É só que, por favor, não me deixa aqui sozinho. Eu prometo não pular o muro do vizinho e prometo me comportar bem. Eu paro com as piadas de mau gosto, aceito me mudar pra alguma cidadezinha de campo e tiro a barba se você quiser. Eu paro de roncar, começo a beber menos cerveja e até assisto às novelas do seu lado. Te levo pra jantar naquele cachorro-quente que você queria conhecer, te empurro de supetão na piscina e faço a massagem de todas as noites por mais tempo. Eu vou me agarrar a cada parte de você e você vai até enjoar da minha cara, ou vai rir de como eu sou bobo, ou vai bater alguma foto espontânea da gente caindo no sofá, ou vai me dar um filho e a gente vai escrever um livro muito bonito sobre como tudo isso passou e a gente passou também e… A gente não passou, meu bem.

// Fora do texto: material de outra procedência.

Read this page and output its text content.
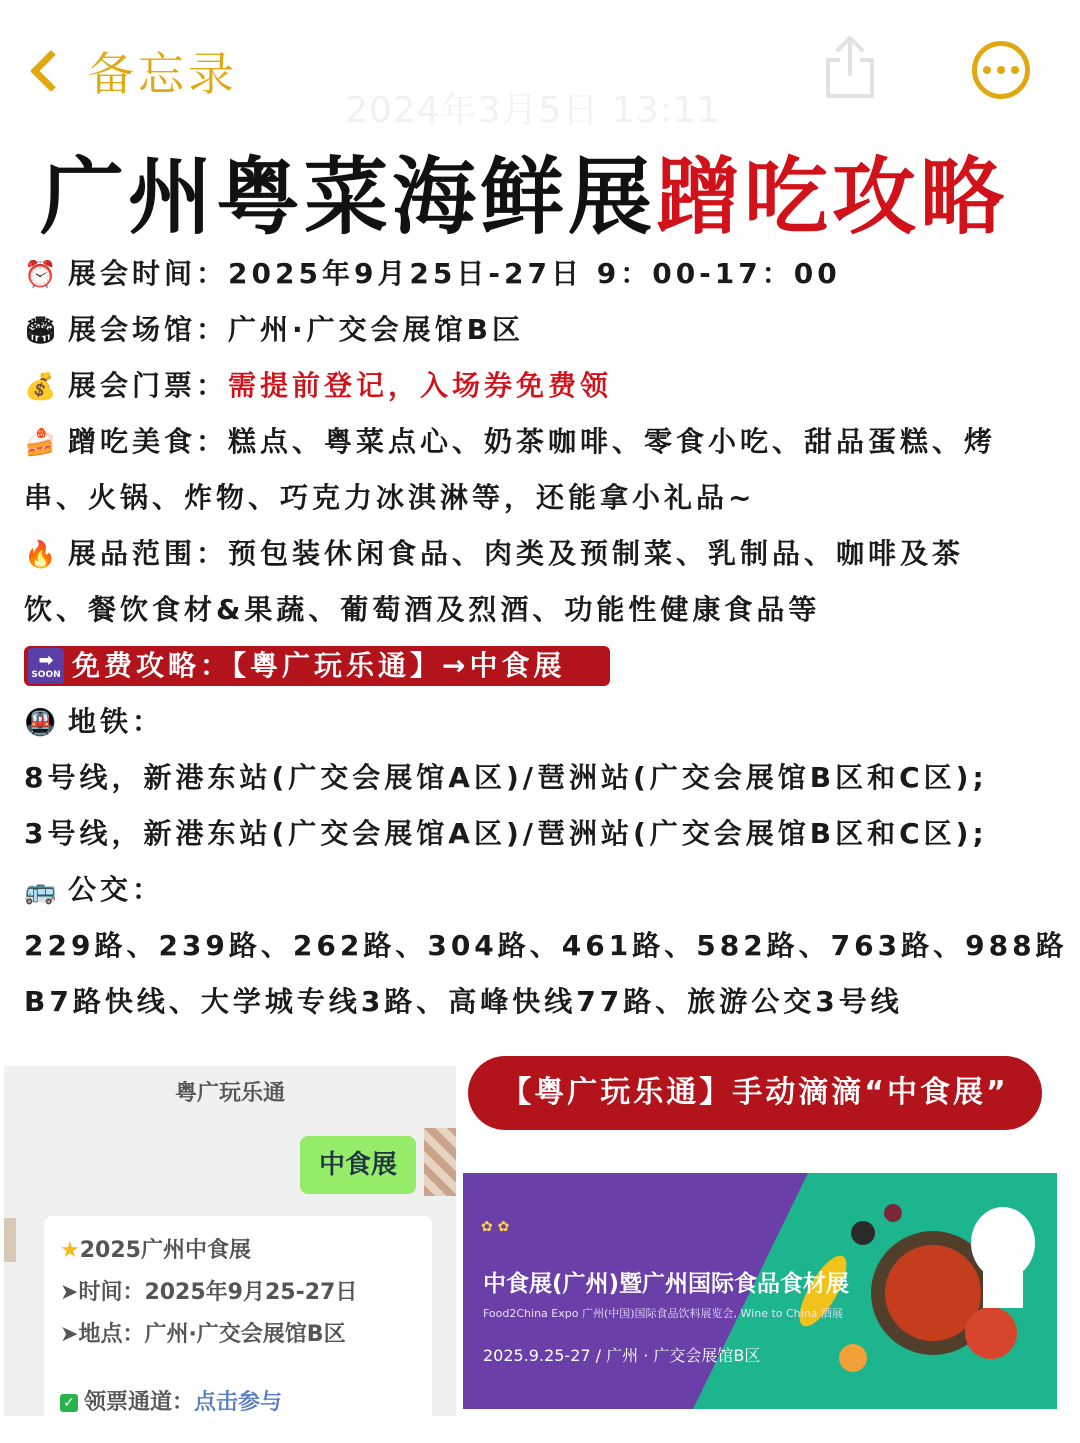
备忘录
2024年3月5日 13:11
广州粤菜海鲜展蹭吃攻略
⏰ 展会时间：2025年9月25日-27日 9：00-17：00
🏟 展会场馆：广州·广交会展馆B区
💰 展会门票：需提前登记，入场券免费领
🍰 蹭吃美食：糕点、粤菜点心、奶茶咖啡、零食小吃、甜品蛋糕、烤
串、火锅、炸物、巧克力冰淇淋等，还能拿小礼品~
🔥 展品范围：预包装休闲食品、肉类及预制菜、乳制品、咖啡及茶
饮、餐饮食材&果蔬、葡萄酒及烈酒、功能性健康食品等
➡
SOON 免费攻略：【粤广玩乐通】→中食展
🚇 地铁：
8号线，新港东站(广交会展馆A区)/琶洲站(广交会展馆B区和C区);
3号线，新港东站(广交会展馆A区)/琶洲站(广交会展馆B区和C区);
🚌 公交：
229路、239路、262路、304路、461路、582路、763路、988路
B7路快线、大学城专线3路、高峰快线77路、旅游公交3号线
粤广玩乐通
中食展
★2025广州中食展
➤时间：2025年9月25-27日
➤地点：广州·广交会展馆B区
✓ 领票通道：点击参与
【粤广玩乐通】手动滴滴“中食展”
✿ ✿
中食展(广州)暨广州国际食品食材展
Food2China Expo 广州(中国)国际食品饮料展览会, Wine to China 酒展
2025.9.25-27 / 广州 · 广交会展馆B区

Posso falar com ela só um pouco? Pode, mas não demora. Ela precisa descansar? Ela não vai conseguir falar muito. Mas ela pode me ouvir? Pode, mas não demora. E eu continuo me lembrando de quando o médico me deixou sozinho com você. Foram as últimas três palavras que você conseguiu pronunciar antes de arfar um pouco e da enfermeira recomendar que eu te deixasse sozinha por conta dos sedativos. Foi o último beijo na testa e a última vez em que a falta não se fazia presente. E, depois da ligação de hoje e de terem me revirado por inteiro, eu vi que do avesso eu sou inteiramente você. E que a falta é o meu choro escondido vendo algum canto perdido na cidade. Tudo ainda é sobre você. Até mesmo essa minha vida, que era pra ter sido menos ordinária se você ainda estivesse aqui.